An initial glance at the map is not promising, the monument depicted as being set only a little back from the A837, occupying a shallow rise to the approx SW of the antennae-crowned, craggy summit of Cnoc Chaornaidh. Noisy, then? Er no. Prospective visitors should bear in mind that, although designated an 'A' road, the A837 at this point is one of those 'single track with passing places' so idiosyncratic of the northern Highlands. Yeah, things are different up here. If approaching from the SE, note Loch Craggie and the more diminutive Loch Eileag to your left.... then, just after crossing the Allt Eileag (river), look for the stones rising from the hillside to the right, a little beyond the existing forestry boundary. Incidentally the map shows another chambered cairn within said trees... Handily there is a layby nearby which is just about ideal to reverse into. Hey, or nose into. Your prerogative. Then hope over the fence, negotiate the rough grassland and hang out for a while.

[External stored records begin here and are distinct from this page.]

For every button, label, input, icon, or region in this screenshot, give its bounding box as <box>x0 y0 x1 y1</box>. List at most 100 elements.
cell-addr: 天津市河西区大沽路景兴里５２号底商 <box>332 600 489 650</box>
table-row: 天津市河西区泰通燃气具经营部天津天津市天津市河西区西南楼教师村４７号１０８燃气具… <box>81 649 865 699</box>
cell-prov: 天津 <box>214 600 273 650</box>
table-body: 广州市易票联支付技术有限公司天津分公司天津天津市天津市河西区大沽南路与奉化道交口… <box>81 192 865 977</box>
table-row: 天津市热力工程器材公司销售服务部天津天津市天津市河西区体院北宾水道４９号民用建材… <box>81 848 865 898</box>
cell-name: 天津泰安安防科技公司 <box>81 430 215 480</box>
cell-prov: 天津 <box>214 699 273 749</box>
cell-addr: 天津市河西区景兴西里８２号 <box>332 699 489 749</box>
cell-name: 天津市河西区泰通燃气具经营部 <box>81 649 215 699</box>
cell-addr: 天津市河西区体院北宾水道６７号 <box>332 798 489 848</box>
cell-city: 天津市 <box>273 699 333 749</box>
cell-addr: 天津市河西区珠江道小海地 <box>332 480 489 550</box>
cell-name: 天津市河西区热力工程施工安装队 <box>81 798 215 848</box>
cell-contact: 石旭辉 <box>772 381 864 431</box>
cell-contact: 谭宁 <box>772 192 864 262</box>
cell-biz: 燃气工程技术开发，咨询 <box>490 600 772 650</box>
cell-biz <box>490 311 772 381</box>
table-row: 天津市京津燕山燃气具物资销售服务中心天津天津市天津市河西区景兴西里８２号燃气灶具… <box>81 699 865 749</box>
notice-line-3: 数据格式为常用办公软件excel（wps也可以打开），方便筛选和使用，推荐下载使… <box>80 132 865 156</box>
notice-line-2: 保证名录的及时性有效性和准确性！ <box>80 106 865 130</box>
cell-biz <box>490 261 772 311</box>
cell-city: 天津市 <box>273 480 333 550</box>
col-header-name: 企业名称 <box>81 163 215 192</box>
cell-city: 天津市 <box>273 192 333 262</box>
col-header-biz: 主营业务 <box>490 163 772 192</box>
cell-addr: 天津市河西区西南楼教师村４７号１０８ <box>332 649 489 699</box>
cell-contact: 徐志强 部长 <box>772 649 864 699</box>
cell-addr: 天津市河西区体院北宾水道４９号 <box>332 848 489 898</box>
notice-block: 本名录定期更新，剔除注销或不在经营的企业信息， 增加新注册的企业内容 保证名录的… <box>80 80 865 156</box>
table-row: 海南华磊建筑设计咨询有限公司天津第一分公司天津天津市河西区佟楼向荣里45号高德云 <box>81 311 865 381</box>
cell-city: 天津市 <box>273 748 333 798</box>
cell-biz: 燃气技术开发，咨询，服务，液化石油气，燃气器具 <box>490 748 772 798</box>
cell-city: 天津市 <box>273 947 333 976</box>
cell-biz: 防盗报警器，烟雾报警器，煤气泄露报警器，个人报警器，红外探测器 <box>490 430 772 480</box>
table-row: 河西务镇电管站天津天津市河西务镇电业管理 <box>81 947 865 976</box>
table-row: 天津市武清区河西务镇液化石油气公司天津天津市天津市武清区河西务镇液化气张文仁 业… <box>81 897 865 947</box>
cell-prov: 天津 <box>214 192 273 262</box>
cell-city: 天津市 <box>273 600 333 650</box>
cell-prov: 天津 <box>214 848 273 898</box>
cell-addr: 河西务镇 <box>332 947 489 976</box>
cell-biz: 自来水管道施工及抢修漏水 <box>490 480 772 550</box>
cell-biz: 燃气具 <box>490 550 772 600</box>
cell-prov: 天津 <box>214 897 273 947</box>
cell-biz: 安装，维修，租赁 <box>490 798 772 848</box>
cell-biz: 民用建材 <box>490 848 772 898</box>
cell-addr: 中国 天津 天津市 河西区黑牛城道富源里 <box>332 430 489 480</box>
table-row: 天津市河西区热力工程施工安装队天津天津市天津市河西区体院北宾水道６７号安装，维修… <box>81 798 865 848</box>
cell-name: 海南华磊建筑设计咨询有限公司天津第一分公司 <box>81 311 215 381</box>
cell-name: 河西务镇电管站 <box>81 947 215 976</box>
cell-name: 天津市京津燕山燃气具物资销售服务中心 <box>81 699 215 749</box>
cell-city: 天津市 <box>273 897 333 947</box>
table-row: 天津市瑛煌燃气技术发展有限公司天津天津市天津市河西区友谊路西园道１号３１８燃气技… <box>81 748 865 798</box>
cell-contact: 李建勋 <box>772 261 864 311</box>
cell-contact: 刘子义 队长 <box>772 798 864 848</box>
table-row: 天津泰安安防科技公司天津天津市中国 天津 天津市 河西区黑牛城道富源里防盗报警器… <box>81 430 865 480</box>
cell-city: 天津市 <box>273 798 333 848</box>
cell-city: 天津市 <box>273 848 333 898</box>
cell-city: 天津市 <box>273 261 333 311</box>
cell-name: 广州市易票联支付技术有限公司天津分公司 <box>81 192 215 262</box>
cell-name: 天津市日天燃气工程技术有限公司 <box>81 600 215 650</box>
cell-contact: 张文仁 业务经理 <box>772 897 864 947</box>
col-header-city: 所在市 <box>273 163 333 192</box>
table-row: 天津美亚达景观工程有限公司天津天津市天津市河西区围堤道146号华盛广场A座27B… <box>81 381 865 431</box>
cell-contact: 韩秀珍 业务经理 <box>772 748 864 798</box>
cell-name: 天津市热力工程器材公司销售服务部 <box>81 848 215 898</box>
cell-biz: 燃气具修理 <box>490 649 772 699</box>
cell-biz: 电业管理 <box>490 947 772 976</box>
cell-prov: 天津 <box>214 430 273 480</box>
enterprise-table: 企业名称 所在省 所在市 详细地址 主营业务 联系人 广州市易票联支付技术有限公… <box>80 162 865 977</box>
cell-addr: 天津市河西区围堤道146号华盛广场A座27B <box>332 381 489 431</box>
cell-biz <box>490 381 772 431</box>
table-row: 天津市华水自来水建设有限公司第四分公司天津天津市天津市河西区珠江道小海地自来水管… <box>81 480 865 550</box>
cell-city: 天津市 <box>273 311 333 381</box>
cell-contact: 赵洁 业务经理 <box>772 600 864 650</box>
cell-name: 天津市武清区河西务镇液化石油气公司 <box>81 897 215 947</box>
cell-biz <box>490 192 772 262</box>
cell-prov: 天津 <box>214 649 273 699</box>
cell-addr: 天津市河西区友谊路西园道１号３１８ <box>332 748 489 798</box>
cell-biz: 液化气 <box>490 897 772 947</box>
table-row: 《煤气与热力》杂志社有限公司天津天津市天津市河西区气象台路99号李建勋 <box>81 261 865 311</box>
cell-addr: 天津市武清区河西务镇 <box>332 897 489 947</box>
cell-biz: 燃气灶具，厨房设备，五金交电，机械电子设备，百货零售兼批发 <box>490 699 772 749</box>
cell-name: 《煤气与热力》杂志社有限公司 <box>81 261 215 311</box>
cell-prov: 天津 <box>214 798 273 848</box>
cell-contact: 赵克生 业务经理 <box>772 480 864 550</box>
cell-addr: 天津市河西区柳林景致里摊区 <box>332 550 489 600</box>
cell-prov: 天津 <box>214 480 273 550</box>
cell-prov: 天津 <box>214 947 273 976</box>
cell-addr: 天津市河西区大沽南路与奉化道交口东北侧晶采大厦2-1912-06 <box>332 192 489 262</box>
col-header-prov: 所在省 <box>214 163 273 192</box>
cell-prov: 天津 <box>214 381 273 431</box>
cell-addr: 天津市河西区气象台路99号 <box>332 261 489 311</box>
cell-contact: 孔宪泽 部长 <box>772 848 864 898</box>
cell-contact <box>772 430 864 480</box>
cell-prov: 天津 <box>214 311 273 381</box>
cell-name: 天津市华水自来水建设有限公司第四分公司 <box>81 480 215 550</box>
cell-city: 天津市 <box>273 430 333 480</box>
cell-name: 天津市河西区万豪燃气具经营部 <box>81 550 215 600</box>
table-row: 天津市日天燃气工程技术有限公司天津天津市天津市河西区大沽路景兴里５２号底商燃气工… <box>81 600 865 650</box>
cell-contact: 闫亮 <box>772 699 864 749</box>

As mentioned there is a real sense of solidity at this monument - the slipped cap stone notwithstanding - the sweeping view NW toward the beckoning uplands of Inverpolly hinting at what is to come. Speaking of which, these bare bones of a chambered cairn are just for starters, two more beauties lying just beyond Cnoc Chaornaidh. It'd be rude not to go and have a look while I'm here.
Yet another chambered cairn where most of the stones have disappeared over the years and the central chamber stones are most of what remains. This is quite a big one, though, and almost resembles a small stone circle. It's set back around 100m in from the road on a small prominence, and is easily spotted and visited.